Organizations must bridge the gap between legacy data and best practices, through the creation and enforcement of defensible deletion policies and processes. By transforming scattered legacy information into clean, structured and compliant data, organizations can reduce risk and lay a foundation for deriving value from their data.

The key is to be proactive in pursuing a defensible disposal initiative and an ongoing retention and defensible deletion program. Stakeholders from across an organization, including business units that work with various data systems in their day-to-day work, should partner to address legacy systems and data before an incident or legal issue occur.

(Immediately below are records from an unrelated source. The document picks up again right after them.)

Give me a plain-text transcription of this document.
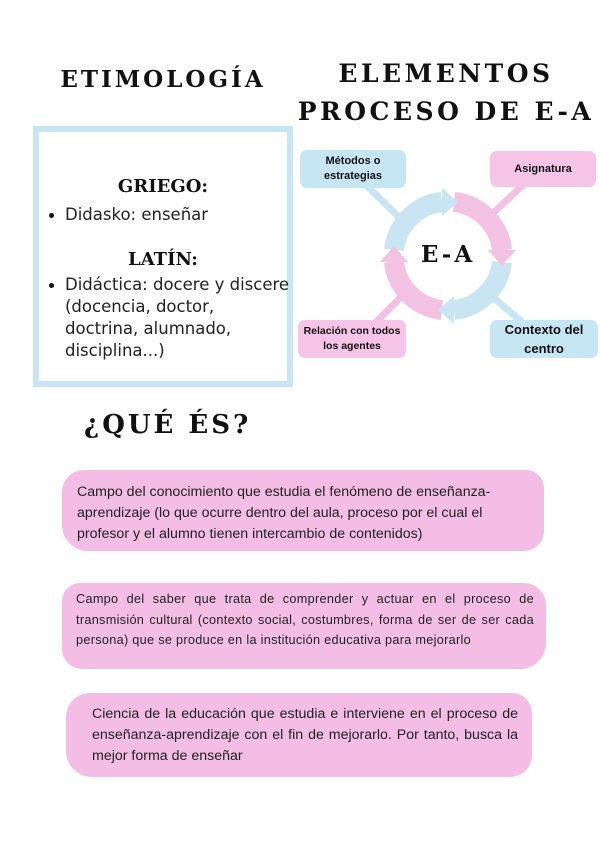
ETIMOLOGÍA	ELEMENTOS
PROCESO DE E-A
GRIEGO:
Didasko: enseñar
LATÍN:
Didáctica: docere y discere (docencia, doctor, doctrina, alumnado, disciplina...)
E-A
Métodos o estrategias
Asignatura
Relación con todos los agentes
Contexto del centro
¿QUÉ ÉS?
Campo del conocimiento que estudia el fenómeno de enseñanza-aprendizaje (lo que ocurre dentro del aula, proceso por el cual el profesor y el alumno tienen intercambio de contenidos)
Campo del saber que trata de comprender y actuar en el proceso de transmisión cultural (contexto social, costumbres, forma de ser de ser cada persona) que se produce en la institución educativa para mejorarlo
Ciencia de la educación que estudia e interviene en el proceso de enseñanza-aprendizaje con el fin de mejorarlo. Por tanto, busca la mejor forma de enseñar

While each organization is unique in how it will need to tackle defensible disposal, common phases and steps for a successful outcome include:

• Conduct a policy review and refresh to assess current retention policies, storage quotas, e-discovery response plans, security protocols, acceptable use, backup and other key policies. Working across stakeholders to refresh these policies so they are “future proof” and work in harmony is essential.
• Data mapping, classification and categorization to develop a data map of information assets across business units, including cloud applications. Teams should also develop, implement and monitor an ongoing data classification and categorization strategy.
• Data migration, collection and disposition to defensibly dispose of redundant or obsolete data and safely migrate only necessary data from an legacy application to a more modern platform. Establishing an enterprise repository capable of applying security and governance controls such as retention, preservation and disposal is also key.
• Continuous application and improvement to implement systems and processes for applying policies on an ongoing basis, including flagging noncompliance and enabling teams to act as issues arise. This helps to ensure continuous improvement as laws and technology change.

Legal, IT, compliance and information governance stakeholders can collaborate with business users to understand data practices, needs and areas where processes and technology can be effectively streamlined. Breaking down organizational and data siloes and holistically disposing of legacy data significantly reduces cost and risk for organizations and establishes a resilient foundation for defensible e-discovery and future data needs.